米田:それ、すごく僕も感覚が近いと思う。鈴木くんも、いろいろ見て回ったがゆえに、そこに行き着いたんだろうね。あ、あと僕のもう1つのマイブームは、プール瞑想。25メートルプールを1時間くらいかけてゆっくり往復するんですよ。泳いでいるとさすがにスマホ使わないし、インターネットもしないじゃない?それくらいしないと外部情報から自由になれないんだよ。
そういう情報すべてを遮断して体を緩やかに動かしながら瞑想できるといえば、普段のライフスタイルでは、水の中が手っ取り早いんだよね。ほら、ランニングしてもつい、スマホで走った距離とか計測しちゃうじゃない(笑)。

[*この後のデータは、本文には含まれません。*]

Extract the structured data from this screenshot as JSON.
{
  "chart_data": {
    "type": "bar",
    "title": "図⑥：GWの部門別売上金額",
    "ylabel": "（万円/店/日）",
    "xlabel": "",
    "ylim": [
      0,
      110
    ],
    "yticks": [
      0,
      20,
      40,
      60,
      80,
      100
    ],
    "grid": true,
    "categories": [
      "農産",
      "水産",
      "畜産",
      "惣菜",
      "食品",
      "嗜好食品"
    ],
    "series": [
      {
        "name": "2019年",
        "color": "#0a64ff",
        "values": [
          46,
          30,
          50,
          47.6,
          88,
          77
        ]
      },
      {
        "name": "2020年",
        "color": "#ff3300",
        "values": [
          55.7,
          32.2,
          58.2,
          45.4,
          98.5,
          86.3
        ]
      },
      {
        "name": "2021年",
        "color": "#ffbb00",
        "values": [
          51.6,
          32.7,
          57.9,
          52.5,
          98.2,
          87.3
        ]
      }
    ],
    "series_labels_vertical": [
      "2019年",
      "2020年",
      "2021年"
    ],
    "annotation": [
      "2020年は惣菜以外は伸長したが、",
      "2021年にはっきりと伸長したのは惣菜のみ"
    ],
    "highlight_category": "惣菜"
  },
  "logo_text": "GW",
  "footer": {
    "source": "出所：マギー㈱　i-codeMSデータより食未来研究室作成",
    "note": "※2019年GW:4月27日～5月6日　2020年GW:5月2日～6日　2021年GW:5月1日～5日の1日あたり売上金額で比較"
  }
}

鈴木:ああ、それでいうと僕の場合、ドライビング瞑想ですね。運転中はケータイとかも通信できない状態にしちゃうし、ラジオも付けない。というか壊れていてつかないから(笑)。するとやることないから自分と向き合えるんです。これがけっこう僕は好きで。
米田:たくさんの人を巻き込んでメディアをつくったり、イベントをやったりして、大騒ぎした結果、2人とも大旋回してそこに帰ってきているのかもしれないね(笑)。まあお金と時間を使って、我々は情報をデトックスする時代にきている気がする。
鈴木:そういえばどこか海外のホテルで、スマートフォン有料預かりサービスが始まっているみたいですよ。つながりたくないから、5ドル払ってわざわざ預かってもらうんだって。あと喫茶店で、圏外を売りにしている店もあるみたい。要は電波妨害装置を使っているんでしょうけど。
米田:「はて、そもそも俺は何がやりたかったんだっけ?」と一回自分の状況をまっさらにして考えるにも、そういうシチュエーションとか時間とか場所を意識的に作らないと難しい世の中になったということですね。